Creating independent and dependent data column lists with their numpy arrays:
dependent_data = cancer_data[["ID", "Class"]]
independent_data = cancer_data[['Clump', 'UnifSize', 'UnifShape', 'MargAdh', 'SingEpiSize',
'BareNuc', 'BlandChrom', 'NormNucl', 'Mit']]
X_data = np.array(independent_data)
X_data[0:5]
Y_data = np.array(dependent_data["Class"])
Y_data[0:5]
Output:
array([[ 5, 1, 1, 1, 2, 1, 3, 1, 1],
[ 5, 4, 4, 5, 7, 10, 3, 2, 1],
[ 3, 1, 1, 1, 2, 2, 3, 1, 1],
[ 6, 8, 8, 1, 3, 4, 3, 7, 1],
[ 4, 1, 1, 3, 2, 1, 3, 1, 1]], dtype=int64)
array([2, 2, 2, 2, 2], dtype=int64)
Splitting the data into train and test variables
From the sklearn.model_selection import the train_test_split function. This splits the data into four arrays:
- X_train
- X_test
- y_train
- y_test
Out of these the training arrays are tow dimensional and the testing arrays are one dimensional. Just remember to take the test_size = 0.2 as we need only 20 percent of the total dataset to test our model accuracy.

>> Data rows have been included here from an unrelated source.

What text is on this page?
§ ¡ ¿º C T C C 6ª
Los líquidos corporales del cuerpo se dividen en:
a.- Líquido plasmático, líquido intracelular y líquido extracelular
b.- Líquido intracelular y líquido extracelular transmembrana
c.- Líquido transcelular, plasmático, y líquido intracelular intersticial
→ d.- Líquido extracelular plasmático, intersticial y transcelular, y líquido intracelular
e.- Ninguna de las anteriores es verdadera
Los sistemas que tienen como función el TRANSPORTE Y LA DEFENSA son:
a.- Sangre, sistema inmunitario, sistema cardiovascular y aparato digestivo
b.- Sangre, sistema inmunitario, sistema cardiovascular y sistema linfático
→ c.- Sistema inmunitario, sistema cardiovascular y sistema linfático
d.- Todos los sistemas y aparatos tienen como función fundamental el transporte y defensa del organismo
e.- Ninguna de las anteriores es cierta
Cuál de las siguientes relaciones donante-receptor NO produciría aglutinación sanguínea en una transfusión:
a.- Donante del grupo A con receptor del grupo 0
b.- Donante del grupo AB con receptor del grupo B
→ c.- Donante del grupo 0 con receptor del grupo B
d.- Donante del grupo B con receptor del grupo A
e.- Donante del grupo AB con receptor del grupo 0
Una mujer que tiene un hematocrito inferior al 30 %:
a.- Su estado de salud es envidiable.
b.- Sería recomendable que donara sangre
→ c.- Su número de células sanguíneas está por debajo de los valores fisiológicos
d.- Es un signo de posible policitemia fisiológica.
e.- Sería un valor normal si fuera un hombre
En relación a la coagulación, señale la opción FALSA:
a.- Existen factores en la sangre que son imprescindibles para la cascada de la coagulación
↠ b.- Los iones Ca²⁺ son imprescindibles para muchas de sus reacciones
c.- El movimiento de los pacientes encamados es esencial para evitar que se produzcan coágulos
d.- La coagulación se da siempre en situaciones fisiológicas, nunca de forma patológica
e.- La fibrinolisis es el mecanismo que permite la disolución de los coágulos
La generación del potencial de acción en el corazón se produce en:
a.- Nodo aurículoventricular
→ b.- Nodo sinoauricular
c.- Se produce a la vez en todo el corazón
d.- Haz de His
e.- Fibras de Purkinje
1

from sklearn.model_selection import train_test_split
X_train, X_test, y_train, y_test = train_test_split(X_data, Y_data, test_size = 0.2, random_state = 4)
print(X_train.shape)
print(y_train.shape)
print(X_test.shape)
print(y_test.shape)
Output:
(546, 9)
(546,)
(137, 9)
(137,)
Importing the SVM from sklearn and creating a classifier instance
First we import the model and then we import SVC. It is the classifier class for separating the support vectors. Create an instance “Classify”. Give the kernel value as “linear” it will linearly separate the support vectors. Then we fit the X_train data and Y_train data inside the model using the fit() function. After that create an instance “y_predict”, which holds all the predictions in a one-dimensional array.
from sklearn import svm
classify = svm.SVC(kernel = "linear")
Classify.fit(X_train, y_train)
y_predict = Classify.predict(X_test)
print(y_predict)
Output:
array([2, 4, 2, 4, 2, 2, 2, 2, 4, 2, 2, 4, 4, 4, 4, 2, 2, 2, 2, 2, 4, 2,
4, 4, 4, 4, 2, 2, 4, 4, 4, 2, 4, 2, 2, 2, 4, 2, 2, 2, 2, 2, 2, 4,
4, 2, 2, 2, 2, 4, 2, 2, 2, 2, 2, 2, 4, 2, 2, 2, 2, 4, 4, 2, 4, 4,
4, 2, 2, 2, 4, 4, 2, 2, 2, 4, 2, 2, 4, 4, 2, 2, 2, 2, 4, 4, 2, 4,
2, 2, 4, 4, 2, 2, 2, 4, 2, 2, 2, 4, 2, 4, 2, 2, 4, 2, 4, 2, 2, 4,
2, 2, 4, 2, 2, 2, 2, 2, 4, 4, 4, 4, 4, 2, 2, 4, 2, 2, 4, 2, 4, 2,
2, 2, 2, 2, 4], dtype=int64)
So, we have successfully separated all the cancerous patients with the noncancerous ones. The cells having 4 as value are cancerous and with that 2 are noncancerous. Now, that we have got the predictions we can run them against our Y_test array to check how accurate the model is. For that we can prepare a classification report.
Preparing the classification report
For this, we need to import the classification_report function from the sklearn.metrics module. Then call it inside the print() function. we test it with our Y_test array and the results are as follows:
from sklearn.metrics import classification_report
print(classification_report(y_test, y_predict))
Output:
precision recall f1-score support
2 1.00 0.94 0.97 90
4 0.90 1.00 0.95 47
accuracy 0.96 137
macro avg 0.95 0.97 0.96 137
weighted avg 0.97 0.96 0.96 137
As the result says the precision of the model is very good. For malignant class (value = 4): The precision score is: 100%. For the benign class (value = 2) the precision score is: 90%
Conclusion
So, in this way we have successfully implemented the Support Vector Machines using Python and built a predictive model from the given input data.